Y BASTA YA! (ENOUGH!), created by NAKA Dance Theater co-directors Debby Kajiyama & José Ome Navarrete Mazatl, is a multidisciplinary and multilingual performance project highlighting stories of Indigenous and Latina immigrant women. The work engages an intimate and personal exploration of issues of identity, patriarchy, systemic gender violence and invisibility, and the individual and collective effects on survivors. The work will emerge from a multiyear community development process in collaboration with immigrant rights organization Mujeres Unidas y Activas (MUA), culminating in an evening-length international touring performance.


Graphic: Russell Watson, Barbados, West Indies.

Parris-Bailey Arts (Knoxville, TN) — Yankee Bajan

Co-commissioners: Diaspora Vibe Cultural Arts Incubator (Miami, FL), Hayti Heritage Center (Durham, NC), and Su Teatro (Denver, CO)

Yankee Bajan, a play with music, focuses on the growing movement of Black individuals and families exploring Black life outside of the United States. These expatriates, building homes and communities in Africa, Europe, Asia, and the Caribbean, seek a return home or a new life without the pressures and assumptions of the “white gaze” and racism in America. We look to the past in the spirit of Sankofa, looking back as we move forward, never forgetting the lessons of the past.


Anna Luisa Petrisko, Mark Golamco, and Peter Hernández performing ALL TIME STOP NOW as a work-in-progress at the LAX Festival in Los Angeles (2021). Photo: Michael C. Palma.

Anna Luisa Petrisko (Los Angeles, CA) — ALL TIME STOP NOW

Co-commissioners: Roy and Edna Disney/CalArts Theater (REDCAT; Los Angeles, CA) and On the Boards (Seattle, WA)

ALL TIME STOP NOW is an experimental opera with multichannel video, dance, body-based sculpture, and original music. The project grew out of recorded conversations between Anna Luisa Petrisko and her best friend, who was living in a Buddhist monastery in Myanmar, during the height of the COVID-19 global pandemic. ALL TIME STOP NOW creates space to process the uncertainty, grief, and restlessness—which we will undoubtedly continue to need. It is a contemplation on stillness, listening, impermanence, kinship, and the spaciousness of time.

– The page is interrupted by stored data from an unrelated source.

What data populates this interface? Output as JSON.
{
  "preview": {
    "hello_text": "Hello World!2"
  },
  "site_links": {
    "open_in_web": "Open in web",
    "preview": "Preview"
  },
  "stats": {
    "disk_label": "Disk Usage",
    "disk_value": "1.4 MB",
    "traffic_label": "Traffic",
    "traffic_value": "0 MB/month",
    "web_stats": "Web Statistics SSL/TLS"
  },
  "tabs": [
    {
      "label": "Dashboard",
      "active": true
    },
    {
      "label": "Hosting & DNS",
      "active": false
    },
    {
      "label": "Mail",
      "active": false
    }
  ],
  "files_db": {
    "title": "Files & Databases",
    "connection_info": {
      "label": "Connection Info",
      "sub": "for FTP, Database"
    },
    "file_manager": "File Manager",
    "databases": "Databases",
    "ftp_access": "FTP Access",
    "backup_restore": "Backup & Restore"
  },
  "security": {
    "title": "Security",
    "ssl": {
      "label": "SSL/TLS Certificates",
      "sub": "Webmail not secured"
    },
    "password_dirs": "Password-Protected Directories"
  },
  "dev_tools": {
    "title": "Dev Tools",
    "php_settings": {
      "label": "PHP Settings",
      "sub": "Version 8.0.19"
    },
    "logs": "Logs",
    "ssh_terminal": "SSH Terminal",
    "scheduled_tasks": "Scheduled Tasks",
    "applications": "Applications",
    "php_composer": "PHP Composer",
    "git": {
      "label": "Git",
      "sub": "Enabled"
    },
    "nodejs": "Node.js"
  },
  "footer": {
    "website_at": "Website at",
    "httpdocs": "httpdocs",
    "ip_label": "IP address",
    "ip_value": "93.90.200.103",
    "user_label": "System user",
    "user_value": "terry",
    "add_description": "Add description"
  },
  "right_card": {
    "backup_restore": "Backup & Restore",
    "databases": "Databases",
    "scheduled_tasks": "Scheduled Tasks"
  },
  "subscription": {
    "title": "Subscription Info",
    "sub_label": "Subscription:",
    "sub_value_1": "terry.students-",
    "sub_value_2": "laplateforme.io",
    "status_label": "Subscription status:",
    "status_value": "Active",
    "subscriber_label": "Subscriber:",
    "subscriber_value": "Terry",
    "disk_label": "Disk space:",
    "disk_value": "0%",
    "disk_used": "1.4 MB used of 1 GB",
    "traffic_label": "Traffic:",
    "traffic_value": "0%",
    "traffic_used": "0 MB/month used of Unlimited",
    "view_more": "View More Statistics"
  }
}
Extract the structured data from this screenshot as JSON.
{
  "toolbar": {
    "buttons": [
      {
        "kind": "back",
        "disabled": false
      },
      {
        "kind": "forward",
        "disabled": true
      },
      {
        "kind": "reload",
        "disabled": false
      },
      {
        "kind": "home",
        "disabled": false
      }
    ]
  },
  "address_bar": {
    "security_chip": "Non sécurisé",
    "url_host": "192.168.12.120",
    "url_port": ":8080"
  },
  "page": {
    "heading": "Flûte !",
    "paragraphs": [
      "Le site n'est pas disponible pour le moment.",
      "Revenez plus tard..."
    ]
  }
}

Mary Prescott performing Tida at Roulette in Brooklyn (2020). Photo: Adela Wagner.

Mary Prescott (New York, NY) — Ancestral Table

Co-commissioners: Living Arts of Tulsa (Tulsa, OK) and Great Northern Festival (Minneapolis, MN)

Ancestral Table is a shared family meal, interdisciplinary performance, and docuseries that uses food to examine the relationships between climate, ecology, migration, and cultural inheritance. Through interviews with family elders and field experts, as well as travel, study and practice, Prescott will research six staple ingredients from six recipes handed down by her Thai maternal ancestors. The project will recover oral histories; learn about the culinary, cultural, political, and social impacts climate has had on East Asian populations; and examine the effects of food availability (or lack thereof) on her ancestors’ migrations through China, Thailand, and America.


Left: Drawing by Kevork Mourad. Center: Ashwini Ramaswamy by Jake Armour. Right, top to bottom: Alanna Morris by Jayme Halbritter, Joseph Tran by Isabel Fajardo, Berit Ahlgren by Maria

Ashwini Ramaswamy (Minneapolis, MN) — Invisible Cities

Co-commissioners: John Michael Kohler Arts Center (Sheboygan, WI), Bates Dance Festival (Lewiston, ME), the Ronald O. Perelman Performing Arts Center (New York, NY), and the Great Northern Festival (Minneapolis, MN)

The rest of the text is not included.